Sporo czasu upłynęło od ostatniego wpisu.
Nikt chętny w sprawie ogłoszenia się nie zgłosił.
Nie to nie :P
Za niecały już tydzień przybywa Hany, zatem jeśli tylko pogoda pozwoli to turniej odegramy :)
Nie omieszkam przy okazji dziewiczego występu na kortach rozdziewiczyć nowych gatek otrzymanych w tym tygodniu od Hanego.
Rewelacyjne jocksy z tej samej serii co prześwitujące spodnie i slipki.
Jedne przód mają żółty, drugie- niebieski.
Po bokach są wykończenia z prześwitującego materiału, a na tyłach jak to w jocksach- dziura.
Mrrr, mrrr, mrrr.
I like it.
Dziś sobota, a jak sobota, to wolny od pracy dzień, ale niekoniecznie wolny od obowiązków.
W nocy padało, toteż po ostatnich upalnych dniach i dusznych nocach, stęskniony rześkiego powiewu , spałem do 7:30 (ta godzina to rarytas, bo codziennie wstaję przed szóstą).
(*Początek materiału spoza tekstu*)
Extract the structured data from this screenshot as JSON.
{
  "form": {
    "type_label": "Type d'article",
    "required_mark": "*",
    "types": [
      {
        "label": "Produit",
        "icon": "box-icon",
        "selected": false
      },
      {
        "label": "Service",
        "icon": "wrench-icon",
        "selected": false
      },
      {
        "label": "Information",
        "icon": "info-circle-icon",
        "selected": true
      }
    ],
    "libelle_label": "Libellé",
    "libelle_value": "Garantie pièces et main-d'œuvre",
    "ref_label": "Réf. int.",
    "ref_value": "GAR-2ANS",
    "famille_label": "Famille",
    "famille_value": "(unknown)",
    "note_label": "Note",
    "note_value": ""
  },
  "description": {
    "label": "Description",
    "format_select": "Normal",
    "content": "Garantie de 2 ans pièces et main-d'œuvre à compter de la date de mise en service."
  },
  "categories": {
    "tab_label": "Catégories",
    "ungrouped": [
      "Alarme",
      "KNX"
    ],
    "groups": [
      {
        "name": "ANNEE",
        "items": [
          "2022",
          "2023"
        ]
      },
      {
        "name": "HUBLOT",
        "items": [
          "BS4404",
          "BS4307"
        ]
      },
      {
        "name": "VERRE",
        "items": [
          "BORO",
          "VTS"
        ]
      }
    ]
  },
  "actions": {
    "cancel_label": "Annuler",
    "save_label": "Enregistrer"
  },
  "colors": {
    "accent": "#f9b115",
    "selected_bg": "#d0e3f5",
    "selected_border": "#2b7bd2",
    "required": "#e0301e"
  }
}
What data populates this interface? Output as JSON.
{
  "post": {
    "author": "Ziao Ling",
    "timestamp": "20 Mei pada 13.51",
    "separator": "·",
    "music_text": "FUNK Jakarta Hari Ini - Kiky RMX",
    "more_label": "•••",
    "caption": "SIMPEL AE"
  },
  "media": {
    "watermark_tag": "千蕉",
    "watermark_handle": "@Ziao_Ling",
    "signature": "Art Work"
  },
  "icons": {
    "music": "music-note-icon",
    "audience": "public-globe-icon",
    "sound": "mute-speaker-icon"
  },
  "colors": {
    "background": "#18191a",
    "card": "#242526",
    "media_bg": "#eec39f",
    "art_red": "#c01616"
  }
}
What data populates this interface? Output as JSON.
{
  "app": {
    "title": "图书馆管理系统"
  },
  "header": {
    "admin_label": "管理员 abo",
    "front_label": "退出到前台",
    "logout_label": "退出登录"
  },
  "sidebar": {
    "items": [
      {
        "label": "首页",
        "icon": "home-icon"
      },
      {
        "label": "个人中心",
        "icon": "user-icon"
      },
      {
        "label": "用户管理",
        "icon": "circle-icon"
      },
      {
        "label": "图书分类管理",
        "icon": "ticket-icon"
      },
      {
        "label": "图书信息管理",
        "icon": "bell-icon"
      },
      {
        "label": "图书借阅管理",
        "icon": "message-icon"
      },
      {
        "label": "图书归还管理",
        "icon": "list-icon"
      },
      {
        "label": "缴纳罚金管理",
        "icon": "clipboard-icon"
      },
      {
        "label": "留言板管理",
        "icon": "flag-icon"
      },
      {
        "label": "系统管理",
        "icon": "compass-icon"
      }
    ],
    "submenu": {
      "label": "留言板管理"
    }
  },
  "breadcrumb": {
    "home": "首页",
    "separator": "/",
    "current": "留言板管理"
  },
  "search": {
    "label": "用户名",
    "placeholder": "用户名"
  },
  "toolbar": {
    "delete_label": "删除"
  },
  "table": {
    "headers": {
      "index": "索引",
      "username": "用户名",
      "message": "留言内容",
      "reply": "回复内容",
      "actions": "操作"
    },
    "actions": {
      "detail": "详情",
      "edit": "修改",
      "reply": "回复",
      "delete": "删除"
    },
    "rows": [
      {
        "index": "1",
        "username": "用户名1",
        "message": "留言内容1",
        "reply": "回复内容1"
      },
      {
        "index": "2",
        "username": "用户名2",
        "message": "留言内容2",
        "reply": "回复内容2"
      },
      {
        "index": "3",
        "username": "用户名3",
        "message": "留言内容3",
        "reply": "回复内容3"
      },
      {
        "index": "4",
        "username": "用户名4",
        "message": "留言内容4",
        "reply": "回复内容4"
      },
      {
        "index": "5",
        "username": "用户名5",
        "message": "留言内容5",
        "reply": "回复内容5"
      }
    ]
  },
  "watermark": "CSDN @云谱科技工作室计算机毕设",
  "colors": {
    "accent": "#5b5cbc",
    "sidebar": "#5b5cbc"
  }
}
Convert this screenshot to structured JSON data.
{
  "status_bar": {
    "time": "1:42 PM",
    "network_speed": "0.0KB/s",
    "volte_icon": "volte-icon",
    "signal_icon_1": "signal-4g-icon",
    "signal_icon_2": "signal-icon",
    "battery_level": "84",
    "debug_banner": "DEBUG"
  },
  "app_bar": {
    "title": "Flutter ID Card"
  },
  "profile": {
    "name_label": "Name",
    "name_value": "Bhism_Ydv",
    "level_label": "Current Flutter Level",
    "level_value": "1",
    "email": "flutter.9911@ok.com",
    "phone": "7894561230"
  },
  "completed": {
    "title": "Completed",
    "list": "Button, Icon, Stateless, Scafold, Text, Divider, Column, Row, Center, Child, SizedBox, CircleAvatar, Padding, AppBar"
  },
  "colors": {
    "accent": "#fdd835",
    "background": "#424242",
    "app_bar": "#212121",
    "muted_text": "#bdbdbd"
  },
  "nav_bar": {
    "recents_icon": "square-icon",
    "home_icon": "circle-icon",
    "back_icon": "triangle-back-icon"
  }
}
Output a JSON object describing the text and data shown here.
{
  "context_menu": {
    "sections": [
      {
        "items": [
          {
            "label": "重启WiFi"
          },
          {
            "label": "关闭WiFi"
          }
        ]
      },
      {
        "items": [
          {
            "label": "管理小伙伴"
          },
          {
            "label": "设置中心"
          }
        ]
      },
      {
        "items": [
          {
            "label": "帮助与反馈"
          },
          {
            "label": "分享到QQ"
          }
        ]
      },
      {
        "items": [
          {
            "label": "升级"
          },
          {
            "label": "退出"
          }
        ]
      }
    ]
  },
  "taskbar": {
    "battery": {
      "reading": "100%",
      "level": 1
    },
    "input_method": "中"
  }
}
Od ósmej niczym sobotni rytuał- zakupy.
Potem śniadanie, kawa, pranie i... zabrałem się za mycie okien.
Jako, że trochę ich mam, to sporo czasu mi z tym zeszło.
Tato w kuchni zajmował się obiadem.
Taki męski podział obowiązków :)
Jedynie Pani L transportowała się na swych czterech łapach w te i wewte.
No, ale emerytka z Niej, więc nie można wiele wymagać :)
Teraz odpoczywam łapiąc oddech, przed polerką szyb od południowo- wschodzniej strony mieszkania.
Za godzinkę słońca już tam nie będzie, więc będę mógł myć okna w swoim pokoju i w kuchni.
Może pod wieczór jak starczy mi sił i ochoty ukręcę jakieś ciasto z truskawkami :)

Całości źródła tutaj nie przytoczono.